Posted by allan kessing at 1:53am on July 9, 2009
Far from forgetting about climate change, it is going to solve all Ehrman's concerns. He seems to think that the world will just continue as before, his limited imagination can't cope with huge changes, so he sticks with what he knows, numbers. None of the forecasts for population numbers he quotes take into account anything but already observed trends; as if the world will quietly continue as it is. But climate change is going to change all that, and young and old alike will find it difficult to survive when climate change makes growing food increasingly difficult. All productive farmland is exactly the land that has been and will be flooded. In 25 years' time there will be so many cataclysmic events that it is doubtful civil society as we know it can continue. In 50 years' time it unlikely that more than 50% of the present world population will still exist. We have reached the point of unsustainability, the human population is now too large, and natural factors are set to reduce it drastically. The problem is, levels of awareness as exhibited by this writer are all too common, business as usual, and the human species is lamentably ill equipped to understand what's happening, let alone take action to mitigate the effects of the processes we have started. My advice to Ehrman is either to study the subject of climate change in depth before shooting your mouth off, or just stick to what you do understand and don't use climate change as a cheap headline grabber. Climate change will take care of all the aged you seem obsessed with, and a lot of the young as well. And we haven't even started to consider such things as the end of effective antibiotics, resistant bugs people catch regularly in hopspital and which are on the increase, or the viruses that are even now mutating into new forms we will have no defence against. The assumption that life will just continue as it is sounds especially naive and clueless in this scenario. Nice of First Post to run an ad for the author's book, do it the world of good I'm sure. It's relevance is non existent though.

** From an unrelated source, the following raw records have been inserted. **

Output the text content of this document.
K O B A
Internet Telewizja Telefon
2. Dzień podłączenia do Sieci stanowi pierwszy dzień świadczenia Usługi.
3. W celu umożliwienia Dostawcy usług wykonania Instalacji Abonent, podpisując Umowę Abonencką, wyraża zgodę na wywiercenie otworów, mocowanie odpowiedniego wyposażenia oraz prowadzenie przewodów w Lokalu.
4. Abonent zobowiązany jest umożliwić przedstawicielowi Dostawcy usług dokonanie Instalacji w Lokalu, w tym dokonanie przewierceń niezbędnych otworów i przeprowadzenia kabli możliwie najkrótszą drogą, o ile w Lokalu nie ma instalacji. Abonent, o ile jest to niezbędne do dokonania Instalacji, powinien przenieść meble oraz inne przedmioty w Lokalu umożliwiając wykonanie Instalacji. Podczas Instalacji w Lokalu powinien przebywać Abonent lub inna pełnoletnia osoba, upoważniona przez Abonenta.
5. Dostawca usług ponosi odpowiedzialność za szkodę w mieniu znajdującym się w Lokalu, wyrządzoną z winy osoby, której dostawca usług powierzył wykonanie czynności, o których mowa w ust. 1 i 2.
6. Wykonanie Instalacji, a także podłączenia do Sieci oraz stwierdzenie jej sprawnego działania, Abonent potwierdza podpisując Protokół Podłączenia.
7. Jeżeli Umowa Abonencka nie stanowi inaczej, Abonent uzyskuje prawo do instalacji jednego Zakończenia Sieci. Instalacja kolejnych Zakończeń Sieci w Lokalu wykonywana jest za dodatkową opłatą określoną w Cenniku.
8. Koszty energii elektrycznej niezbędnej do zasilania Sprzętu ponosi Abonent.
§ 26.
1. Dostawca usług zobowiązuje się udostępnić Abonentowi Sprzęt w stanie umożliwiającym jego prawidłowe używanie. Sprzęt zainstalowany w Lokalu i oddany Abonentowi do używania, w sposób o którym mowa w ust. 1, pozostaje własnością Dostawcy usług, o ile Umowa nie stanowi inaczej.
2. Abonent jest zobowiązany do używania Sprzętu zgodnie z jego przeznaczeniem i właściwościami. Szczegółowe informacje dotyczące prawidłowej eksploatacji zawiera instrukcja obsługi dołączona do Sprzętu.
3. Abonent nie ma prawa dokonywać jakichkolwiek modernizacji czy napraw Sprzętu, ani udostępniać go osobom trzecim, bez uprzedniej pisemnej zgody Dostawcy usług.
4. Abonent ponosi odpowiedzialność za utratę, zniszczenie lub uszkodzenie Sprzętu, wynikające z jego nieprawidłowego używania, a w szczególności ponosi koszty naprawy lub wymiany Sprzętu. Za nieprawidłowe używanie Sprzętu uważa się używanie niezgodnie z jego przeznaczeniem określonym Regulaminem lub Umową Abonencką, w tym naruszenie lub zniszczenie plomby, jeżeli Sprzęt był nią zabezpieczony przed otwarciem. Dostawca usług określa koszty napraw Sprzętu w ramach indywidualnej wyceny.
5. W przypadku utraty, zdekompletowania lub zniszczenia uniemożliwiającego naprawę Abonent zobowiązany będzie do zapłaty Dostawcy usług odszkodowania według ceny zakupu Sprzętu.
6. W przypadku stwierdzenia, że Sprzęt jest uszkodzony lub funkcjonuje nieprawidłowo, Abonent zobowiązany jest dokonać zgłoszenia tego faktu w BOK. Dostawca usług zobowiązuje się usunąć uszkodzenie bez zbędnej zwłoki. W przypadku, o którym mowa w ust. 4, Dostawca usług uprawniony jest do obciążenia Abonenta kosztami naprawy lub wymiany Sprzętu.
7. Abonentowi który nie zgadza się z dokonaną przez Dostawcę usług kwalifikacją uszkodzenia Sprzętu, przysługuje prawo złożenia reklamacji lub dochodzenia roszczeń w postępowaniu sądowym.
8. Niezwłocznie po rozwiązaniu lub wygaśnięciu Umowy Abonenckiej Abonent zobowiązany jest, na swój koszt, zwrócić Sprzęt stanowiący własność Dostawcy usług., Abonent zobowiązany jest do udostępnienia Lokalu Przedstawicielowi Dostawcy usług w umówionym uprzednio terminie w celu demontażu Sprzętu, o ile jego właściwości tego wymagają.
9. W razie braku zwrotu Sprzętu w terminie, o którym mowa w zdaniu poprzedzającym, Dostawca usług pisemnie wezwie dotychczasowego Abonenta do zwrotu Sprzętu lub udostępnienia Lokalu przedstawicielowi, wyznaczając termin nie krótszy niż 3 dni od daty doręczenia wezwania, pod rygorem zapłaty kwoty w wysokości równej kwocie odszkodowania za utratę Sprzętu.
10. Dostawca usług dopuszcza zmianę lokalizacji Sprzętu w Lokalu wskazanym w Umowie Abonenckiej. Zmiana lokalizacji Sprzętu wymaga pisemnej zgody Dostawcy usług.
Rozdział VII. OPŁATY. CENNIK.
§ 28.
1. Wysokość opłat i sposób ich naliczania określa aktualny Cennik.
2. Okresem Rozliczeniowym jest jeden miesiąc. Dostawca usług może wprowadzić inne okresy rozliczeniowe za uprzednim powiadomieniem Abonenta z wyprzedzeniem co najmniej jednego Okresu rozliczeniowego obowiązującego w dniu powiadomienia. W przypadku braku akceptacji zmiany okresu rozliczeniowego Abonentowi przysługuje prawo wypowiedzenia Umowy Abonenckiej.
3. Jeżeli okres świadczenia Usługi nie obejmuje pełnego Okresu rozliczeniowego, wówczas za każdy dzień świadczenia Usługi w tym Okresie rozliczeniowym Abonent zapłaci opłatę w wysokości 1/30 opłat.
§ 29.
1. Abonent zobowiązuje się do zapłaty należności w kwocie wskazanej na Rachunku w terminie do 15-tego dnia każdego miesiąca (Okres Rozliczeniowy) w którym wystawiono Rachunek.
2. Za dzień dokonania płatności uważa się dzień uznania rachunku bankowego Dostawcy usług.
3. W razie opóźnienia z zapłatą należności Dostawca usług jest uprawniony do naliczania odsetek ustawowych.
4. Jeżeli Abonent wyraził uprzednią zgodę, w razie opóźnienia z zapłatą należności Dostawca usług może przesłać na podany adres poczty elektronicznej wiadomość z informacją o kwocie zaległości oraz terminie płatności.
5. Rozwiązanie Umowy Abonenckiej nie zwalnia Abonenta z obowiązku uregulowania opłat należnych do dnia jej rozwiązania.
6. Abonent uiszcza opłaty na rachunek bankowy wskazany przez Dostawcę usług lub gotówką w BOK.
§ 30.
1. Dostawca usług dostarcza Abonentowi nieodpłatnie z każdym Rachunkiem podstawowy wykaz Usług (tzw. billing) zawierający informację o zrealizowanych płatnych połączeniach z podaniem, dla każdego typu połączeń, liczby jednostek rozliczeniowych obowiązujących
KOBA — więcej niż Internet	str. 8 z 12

Posted by Peter Simmons at 11:33am on July 10, 2009
What I am not quite clear about, which is not mentioned at all in the article, is why having an older population should be viewed as a catastrophic, or even an unfortunate, situation. It is only if those older people are forced out of employment and into poverty, and only if their health is very poor that it will be a problem. Look on the bright side, a country run by older people is a country run by less volatile and more experienced poeple. (when I say 'run' I mean the voters will be older and so politicians will have to take their views more into consideration). Late maturity can be the best part of a person's life and they are certainly not useless at this time. This article just reeks with an emotional repugnance of the elderly. Older people are a bit slower and so tend to get in younger people's way in the supermarket aisle or on the motorway, but is it such a good thing to conduct your life at breakneck speed? Older people are not as pretty as younger ones, and in a society obsessed by looks this counts heavily against them too. This emerging demographic should be viewed as an opportunity to change society for the better.